Cotações registram forte alta no início de julho devido ao atraso e à frustração no volume da colheita no país
Por Amanda Amaral
Condições climáticas e o temor por nova safra tem influenciado a alta no preço da saca de café neste início de julho, que registrou crescimento de cerca de 15% na variação mensal. Novo posicionamento do mercado pode impactar produtores rurais e consumidores.
A saca de 60 quilos do café arábica registrou alta de mais de 13% em menos de um mês, segundo dados do Centro de Estudos Avançados em Economia Aplicada (Cepea), a cotação passou de R$ 1.393,57 em 9 de junho, a menor desde outubro de 2024, para R$ 1.787,48 na última segunda-feira (06).
No mesmo dia a saca de 60 quilos do conilon chegou a R$ 1.117,33, sendo que o menor preços nos últimos 30 dias registrado pelo Cepea foi R$ 941,46. O presidente do Sindicato dos Corretores de Café do Espírito Santo (SCCES), Marcus Magalhães, explica que problemas climáticos prejudicaram a colheita em Minas Gerais, além da percepção da quebra da safra do conilon – o que influencia especificamente o Espírito Santo, maior produtor do país.

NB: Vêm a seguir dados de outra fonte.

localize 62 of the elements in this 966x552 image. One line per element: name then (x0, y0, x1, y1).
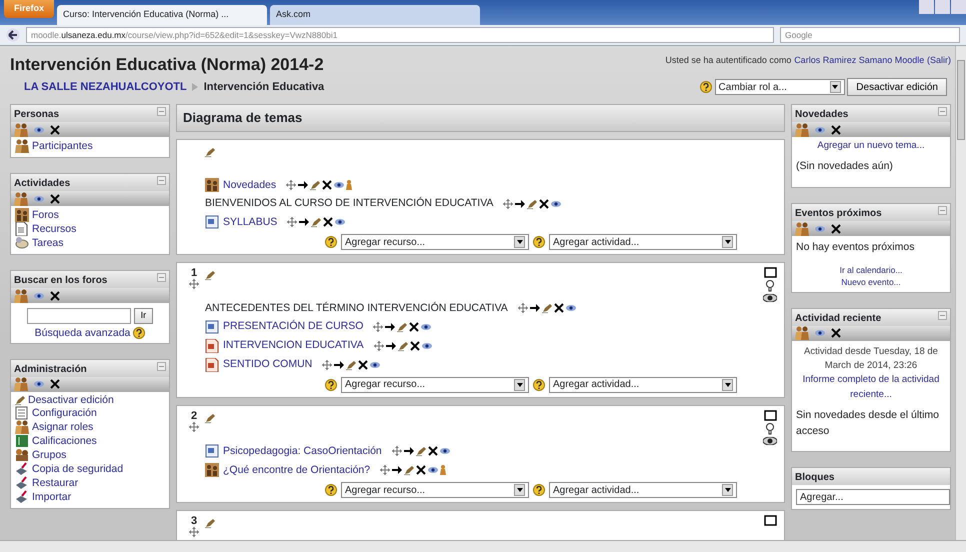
block-link[interactable]: Recursos (32, 223, 76, 235)
user-link[interactable]: Carlos Ramirez Samano Moodle (794, 54, 924, 68)
add-activity-select[interactable]: Agregar actividad... (549, 234, 737, 250)
block-link[interactable]: Nuevo evento... (841, 276, 901, 287)
activity-link[interactable]: SYLLABUS (223, 216, 278, 228)
section-number: 1 (190, 267, 198, 279)
block-link[interactable]: Agregar un nuevo tema... (796, 139, 946, 154)
search-field[interactable]: Google (780, 27, 960, 43)
breadcrumb-item[interactable]: LA SALLE NEZAHUALCOYOTL (24, 78, 187, 96)
add-resource-select[interactable]: Agregar recurso... (341, 376, 529, 392)
browser-tab[interactable]: Ask.com (270, 5, 480, 25)
address-field[interactable]: moodle.ulsaneza.edu.mx/course/view.php?id=652&edit=1&sesskey=VwzN880bi1 (26, 27, 774, 43)
logout-link[interactable]: (Salir) (927, 54, 951, 68)
activity-link[interactable]: ¿Qué encontre de Orientación? (223, 464, 370, 476)
block-link[interactable]: Calificaciones (32, 434, 97, 446)
block-title: Actividades (14, 177, 70, 191)
activity-link[interactable]: Novedades (223, 178, 276, 192)
add-resource-select[interactable]: Agregar recurso... (341, 482, 529, 498)
block-title: Actividad reciente (795, 312, 882, 326)
edit-mode-button[interactable]: Desactivar edición (847, 78, 947, 96)
block-title: Administración (14, 362, 87, 376)
role-select[interactable]: Cambiar rol a... (714, 79, 845, 95)
block-link[interactable]: Búsqueda avanzada (34, 326, 130, 338)
add-block-select[interactable]: Agregar... (796, 489, 950, 506)
block-link[interactable]: Copia de seguridad (32, 462, 124, 474)
login-text: Usted se ha autentificado como (665, 54, 792, 67)
section-heading: Diagrama de temas (176, 104, 785, 132)
block-link[interactable]: Restaurar (32, 476, 78, 488)
block-title: Buscar en los foros (14, 274, 108, 288)
add-activity-select[interactable]: Agregar actividad... (549, 482, 737, 498)
go-button[interactable]: Ir (134, 308, 154, 324)
block-link[interactable]: Ir al calendario... (840, 264, 902, 275)
section-number: 2 (190, 410, 198, 422)
block-link[interactable]: Informe completo de la actividad reciente... (796, 373, 946, 402)
activity-link[interactable]: Psicopedagogia: CasoOrientación (223, 444, 382, 458)
breadcrumb-item: Intervención Educativa (204, 80, 324, 95)
block-text: Actividad desde Tuesday, 18 de March de 2014, 23:26 (803, 344, 939, 373)
block-title: Bloques (795, 471, 834, 486)
block-text: No hay eventos próximos (796, 240, 916, 255)
block-link[interactable]: Desactivar edición (28, 394, 114, 406)
activity-link[interactable]: INTERVENCION EDUCATIVA (223, 339, 364, 352)
label-text: ANTECEDENTES DEL TÉRMINO INTERVENCIÓN EDUCATIVA (205, 302, 508, 314)
browser-tab[interactable]: Curso: Intervención Educativa (Norma) ... (57, 5, 268, 25)
add-activity-select[interactable]: Agregar actividad... (549, 376, 737, 392)
section-number: 3 (190, 515, 198, 527)
activity-link[interactable]: PRESENTACIÓN DE CURSO (223, 320, 364, 333)
block-title: Personas (14, 108, 60, 122)
block-link[interactable]: Importar (32, 490, 72, 502)
block-text: (Sin novedades aún) (796, 159, 894, 174)
page-title: Intervención Educativa (Norma) 2014-2 (10, 54, 324, 76)
block-text: Sin novedades desde el último acceso (796, 408, 940, 438)
label-text: BIENVENIDOS AL CURSO DE INTERVENCIÓN EDUCATIVA (205, 197, 494, 210)
block-link[interactable]: Asignar roles (32, 420, 94, 432)
block-title: Eventos próximos (795, 207, 882, 221)
block-link[interactable]: Participantes (32, 140, 93, 152)
block-link[interactable]: Foros (32, 209, 59, 221)
block-link[interactable]: Tareas (32, 237, 64, 249)
add-resource-select[interactable]: Agregar recurso... (341, 234, 529, 250)
block-link[interactable]: Configuración (32, 406, 97, 418)
activity-link[interactable]: SENTIDO COMUN (223, 358, 312, 371)
block-title: Novedades (795, 108, 848, 122)
block-link[interactable]: Grupos (32, 448, 66, 460)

Para ele, estes fatores impactaram a entrada de café novo no mercado e a qualidade do grão. “Há uma frustração com a safra muito grande, além da questão do clima. Essa conjugação fez com que o mercado melhorasse o preço, mas níveis acima do que era há um mês atrás, com isso tivemos cerca 15% de alta”, explicou.
Magalhães destaca que a previsão, conforme a Companhia Nacional de Abastecimento (Conab), é de que esta colheita seja maior do que a da safra anterior (2025/2026). “Porém, o número é menor do que as expectativas iniciais divulgadas pelas operadoras e a própria Conab. Há uma frustração no mercado, principalmente, com relação ao conilon. Isso tem feito com que o mercado se ajuste a essa nova realidade, é o que está acontecendo no dia a dia das operações”, comentou.

Produtores e consumidores
Dados da Associação Brasileira das Indústrias de Café (Abic) indicam que, neste período de 2025, o país já havia colhido 60% da safra, e neste momento em 2026, a colheita ultrapassa pouco mais de 50%.
“A gente vive um momento de expectativa. O preço sobe, mas o produtor não consegue se apropriar da alta, porque colheu menos do que esperava. É um momento difícil para o produtor financeiramente. No varejo, a gente não tem como imaginar preço na gôndola de supermercado ficando mais barato. Esse viés de alta deve continuar nos próximos semanas e até meses”, explica.